As farmers weekly went to Press on Wednesday (Oct 25) feed wheat was trading at about £119/t ex-farm for November – £4 up on the same time last week, though slightly back on Mondays peak as sterling recovered.
But everything still points to a strong market for the rest of the season. Figures from the US Department of Agriculture estimate a 6% fall in US wheat production, after a third successive year of bad weather.
This combined with the reappearance of a number of big world buyers last week, including Egypt, Tunisia and China, to push world prices to new seasonal highs.
Closer to home, continued lack of ex-farm supplies is keeping the UK market tight.
Against this background, the EC confirmed late last week that it was going to introduce a grain export tax from Nov 16, in a last-ditch attempt to rein in prices.
With world prices overtaking EU levels (midweek, US wheat was worth about $7/t more than UK supplies delivered to north African markets), exporters will have to pay back some or all of the extra.
But rather than impose a flat-rate tax – politically unacceptable to the French – the EC is making traders tender a level at which they wish to do business.
Trade reaction to what effect this will have on the market has been mixed, though much will depend on what rate of tax the commission accepts before it grants export licences.

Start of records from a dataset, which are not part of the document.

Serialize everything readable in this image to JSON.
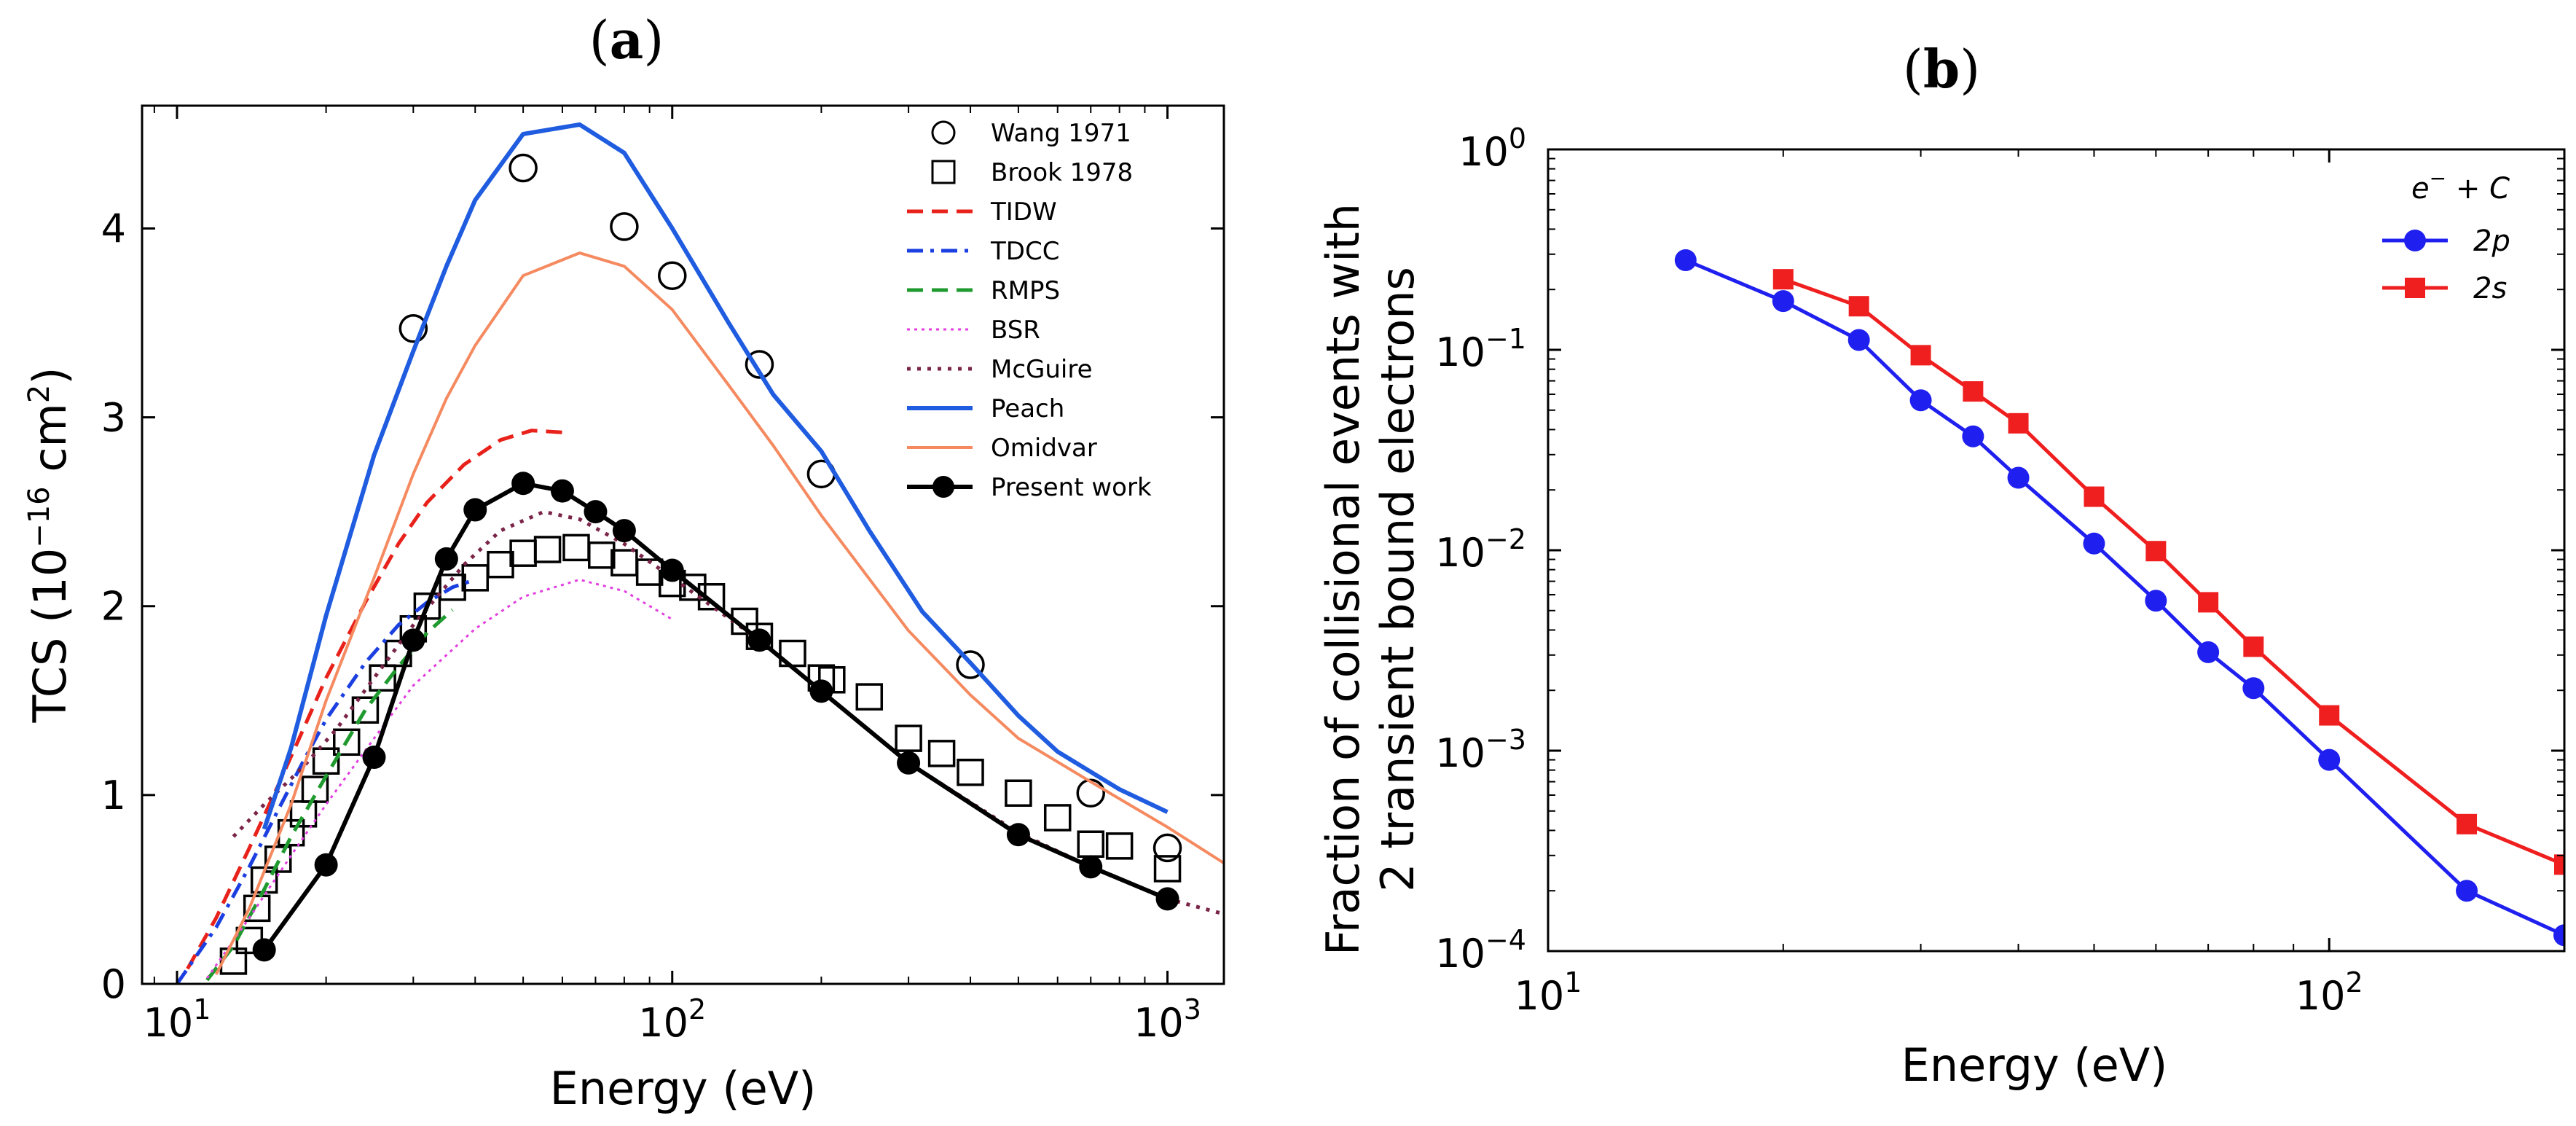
{
  "chart_data": [
    {
      "panel": "(a)",
      "panel_letter": "a",
      "type": "line",
      "xscale": "log",
      "xlim": [
        8.5,
        1300
      ],
      "ylim": [
        0,
        4.65
      ],
      "xlabel": "Energy (eV)",
      "ylabel_main": "TCS (10",
      "ylabel_exp1": "−16",
      "ylabel_mid": " cm",
      "ylabel_exp2": "2",
      "ylabel_end": ")",
      "xtick_labels": [
        {
          "value": 10,
          "base": "10",
          "exp": "1"
        },
        {
          "value": 100,
          "base": "10",
          "exp": "2"
        },
        {
          "value": 1000,
          "base": "10",
          "exp": "3"
        }
      ],
      "yticks": [
        0,
        1,
        2,
        3,
        4
      ],
      "ytick_labels": [
        "0",
        "1",
        "2",
        "3",
        "4"
      ],
      "legend_position": "top-right",
      "series": [
        {
          "name": "Wang 1971",
          "style": "open-circle",
          "color": "#000000",
          "x": [
            30,
            50,
            80,
            100,
            150,
            200,
            400,
            700,
            1000
          ],
          "y": [
            3.47,
            4.32,
            4.01,
            3.75,
            3.28,
            2.7,
            1.69,
            1.01,
            0.72
          ]
        },
        {
          "name": "Brook 1978",
          "style": "open-square",
          "color": "#000000",
          "x": [
            13,
            14,
            14.5,
            15,
            16,
            17,
            18,
            19,
            20,
            22,
            24,
            26,
            28,
            30,
            32,
            36,
            40,
            45,
            50,
            56,
            64,
            72,
            80,
            90,
            100,
            110,
            120,
            140,
            150,
            175,
            200,
            210,
            250,
            300,
            350,
            400,
            500,
            600,
            700,
            800,
            1000
          ],
          "y": [
            0.12,
            0.23,
            0.4,
            0.55,
            0.66,
            0.8,
            0.9,
            1.03,
            1.18,
            1.28,
            1.45,
            1.62,
            1.75,
            1.88,
            2.0,
            2.1,
            2.15,
            2.22,
            2.28,
            2.3,
            2.31,
            2.27,
            2.23,
            2.18,
            2.12,
            2.1,
            2.05,
            1.92,
            1.84,
            1.75,
            1.62,
            1.61,
            1.52,
            1.3,
            1.22,
            1.12,
            1.01,
            0.88,
            0.74,
            0.73,
            0.61
          ]
        },
        {
          "name": "TIDW",
          "style": "dashed",
          "color": "#e8221b",
          "x": [
            10.5,
            12,
            14,
            16,
            18,
            20,
            24,
            28,
            32,
            38,
            45,
            52,
            60
          ],
          "y": [
            0.08,
            0.35,
            0.72,
            1.05,
            1.35,
            1.62,
            2.02,
            2.33,
            2.55,
            2.75,
            2.88,
            2.93,
            2.92
          ]
        },
        {
          "name": "TDCC",
          "style": "dashdot",
          "color": "#1b3fe0",
          "x": [
            10,
            12,
            14,
            16,
            18,
            20,
            24,
            28,
            32,
            36,
            40
          ],
          "y": [
            0.0,
            0.3,
            0.62,
            0.92,
            1.18,
            1.4,
            1.7,
            1.9,
            2.02,
            2.1,
            2.14
          ]
        },
        {
          "name": "RMPS",
          "style": "dashed",
          "color": "#1f9a2e",
          "x": [
            11.5,
            13,
            15,
            17,
            20,
            24,
            28,
            32,
            36
          ],
          "y": [
            0.02,
            0.2,
            0.5,
            0.78,
            1.1,
            1.45,
            1.68,
            1.86,
            1.98
          ]
        },
        {
          "name": "BSR",
          "style": "dotted-fine",
          "color": "#e23ee0",
          "x": [
            11.5,
            14,
            17,
            20,
            25,
            30,
            40,
            50,
            65,
            80,
            100
          ],
          "y": [
            0.03,
            0.35,
            0.68,
            0.95,
            1.3,
            1.58,
            1.88,
            2.05,
            2.14,
            2.08,
            1.93
          ]
        },
        {
          "name": "McGuire",
          "style": "dotted",
          "color": "#7a2448",
          "x": [
            13,
            15,
            18,
            21,
            25,
            30,
            38,
            45,
            55,
            65,
            80,
            100,
            150,
            200,
            300,
            500,
            700,
            1000,
            1300
          ],
          "y": [
            0.78,
            0.95,
            1.15,
            1.35,
            1.62,
            1.9,
            2.22,
            2.4,
            2.5,
            2.46,
            2.33,
            2.15,
            1.82,
            1.55,
            1.17,
            0.8,
            0.62,
            0.45,
            0.37
          ]
        },
        {
          "name": "Peach",
          "style": "solid",
          "color": "#1f5ce0",
          "x": [
            15,
            17,
            20,
            25,
            30,
            35,
            40,
            50,
            65,
            80,
            100,
            130,
            160,
            200,
            250,
            320,
            400,
            500,
            600,
            800,
            1000
          ],
          "y": [
            0.82,
            1.25,
            1.95,
            2.8,
            3.35,
            3.8,
            4.15,
            4.5,
            4.55,
            4.4,
            4.0,
            3.5,
            3.12,
            2.82,
            2.4,
            1.97,
            1.7,
            1.42,
            1.23,
            1.03,
            0.91
          ]
        },
        {
          "name": "Omidvar",
          "style": "solid-thin",
          "color": "#f58a60",
          "x": [
            12,
            14,
            17,
            20,
            25,
            30,
            35,
            40,
            50,
            65,
            80,
            100,
            130,
            160,
            200,
            300,
            400,
            500,
            700,
            1000,
            1300
          ],
          "y": [
            0.05,
            0.4,
            0.95,
            1.5,
            2.15,
            2.7,
            3.1,
            3.38,
            3.75,
            3.87,
            3.8,
            3.57,
            3.17,
            2.85,
            2.48,
            1.87,
            1.53,
            1.3,
            1.07,
            0.83,
            0.64
          ]
        },
        {
          "name": "Present work",
          "style": "solid-filled-circle",
          "color": "#000000",
          "x": [
            15,
            20,
            25,
            30,
            35,
            40,
            50,
            60,
            70,
            80,
            100,
            150,
            200,
            300,
            500,
            700,
            1000
          ],
          "y": [
            0.18,
            0.63,
            1.2,
            1.82,
            2.25,
            2.51,
            2.65,
            2.61,
            2.5,
            2.4,
            2.19,
            1.82,
            1.55,
            1.17,
            0.79,
            0.62,
            0.45
          ]
        }
      ]
    },
    {
      "panel": "(b)",
      "panel_letter": "b",
      "type": "line",
      "xscale": "log",
      "yscale": "log",
      "xlim": [
        10,
        200
      ],
      "ylim": [
        0.0001,
        1
      ],
      "xlabel": "Energy (eV)",
      "ylabel_line1": "Fraction of collisional events with",
      "ylabel_line2": "2 transient bound electrons",
      "xtick_labels": [
        {
          "value": 10,
          "base": "10",
          "exp": "1"
        },
        {
          "value": 100,
          "base": "10",
          "exp": "2"
        }
      ],
      "ytick_labels": [
        {
          "value": 1,
          "base": "10",
          "exp": "0"
        },
        {
          "value": 0.1,
          "base": "10",
          "exp": "−1"
        },
        {
          "value": 0.01,
          "base": "10",
          "exp": "−2"
        },
        {
          "value": 0.001,
          "base": "10",
          "exp": "−3"
        },
        {
          "value": 0.0001,
          "base": "10",
          "exp": "−4"
        }
      ],
      "legend_position": "top-right",
      "legend_title_e": "e",
      "legend_title_sup": "−",
      "legend_title_rest": " + C",
      "series": [
        {
          "name": "2p",
          "marker": "circle",
          "color": "#1f1fef",
          "x": [
            15,
            20,
            25,
            30,
            35,
            40,
            50,
            60,
            70,
            80,
            100,
            150,
            200
          ],
          "y": [
            0.28,
            0.175,
            0.112,
            0.056,
            0.037,
            0.023,
            0.0108,
            0.0056,
            0.0031,
            0.00205,
            0.0009,
            0.0002,
            0.00012
          ]
        },
        {
          "name": "2s",
          "marker": "square",
          "color": "#ef1f1f",
          "x": [
            20,
            25,
            30,
            35,
            40,
            50,
            60,
            70,
            80,
            100,
            150,
            200
          ],
          "y": [
            0.225,
            0.165,
            0.094,
            0.062,
            0.043,
            0.0185,
            0.0099,
            0.0055,
            0.0033,
            0.0015,
            0.00043,
            0.00027
          ]
        }
      ]
    }
  ]
}
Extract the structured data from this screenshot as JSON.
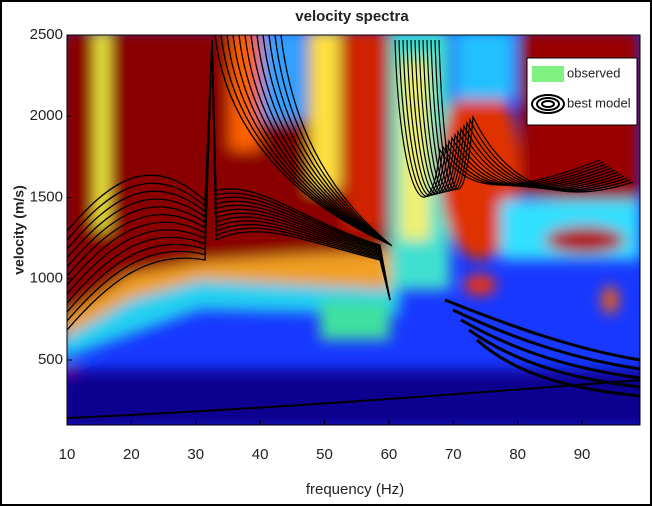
{
  "chart_data": {
    "type": "heatmap",
    "title": "velocity spectra",
    "x_label": "frequency (Hz)",
    "y_label": "velocity (m/s)",
    "xlim": [
      10,
      99
    ],
    "ylim": [
      100,
      2500
    ],
    "xticks": [
      10,
      20,
      30,
      40,
      50,
      60,
      70,
      80,
      90
    ],
    "yticks": [
      500,
      1000,
      1500,
      2000,
      2500
    ],
    "series": [
      {
        "name": "observed",
        "color": "#80f080"
      },
      {
        "name": "best model",
        "color": "#000000"
      }
    ],
    "legend": "upper right"
  }
}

Tim Pollock of north east co-op Tynegrain anticipates the EC will take a firm line, only accepting the most generous tenders as it tries to limit export tonnage and depress prices.
This view is shared by Robert Kerr of shipper merchant, Glencore. "This is the commissions last weapon," he says. "If the world market keeps going up, the tax offers will have to increase in tandem, putting a ceiling on internal prices."
But other merchants believe factors other than the world market will continue to drive the UK trade. Nick Oakhill of Usbornes points to the lack of cover taken by domestic compounders post-Christmas and the fact the Spanish will still be in the market in the new year.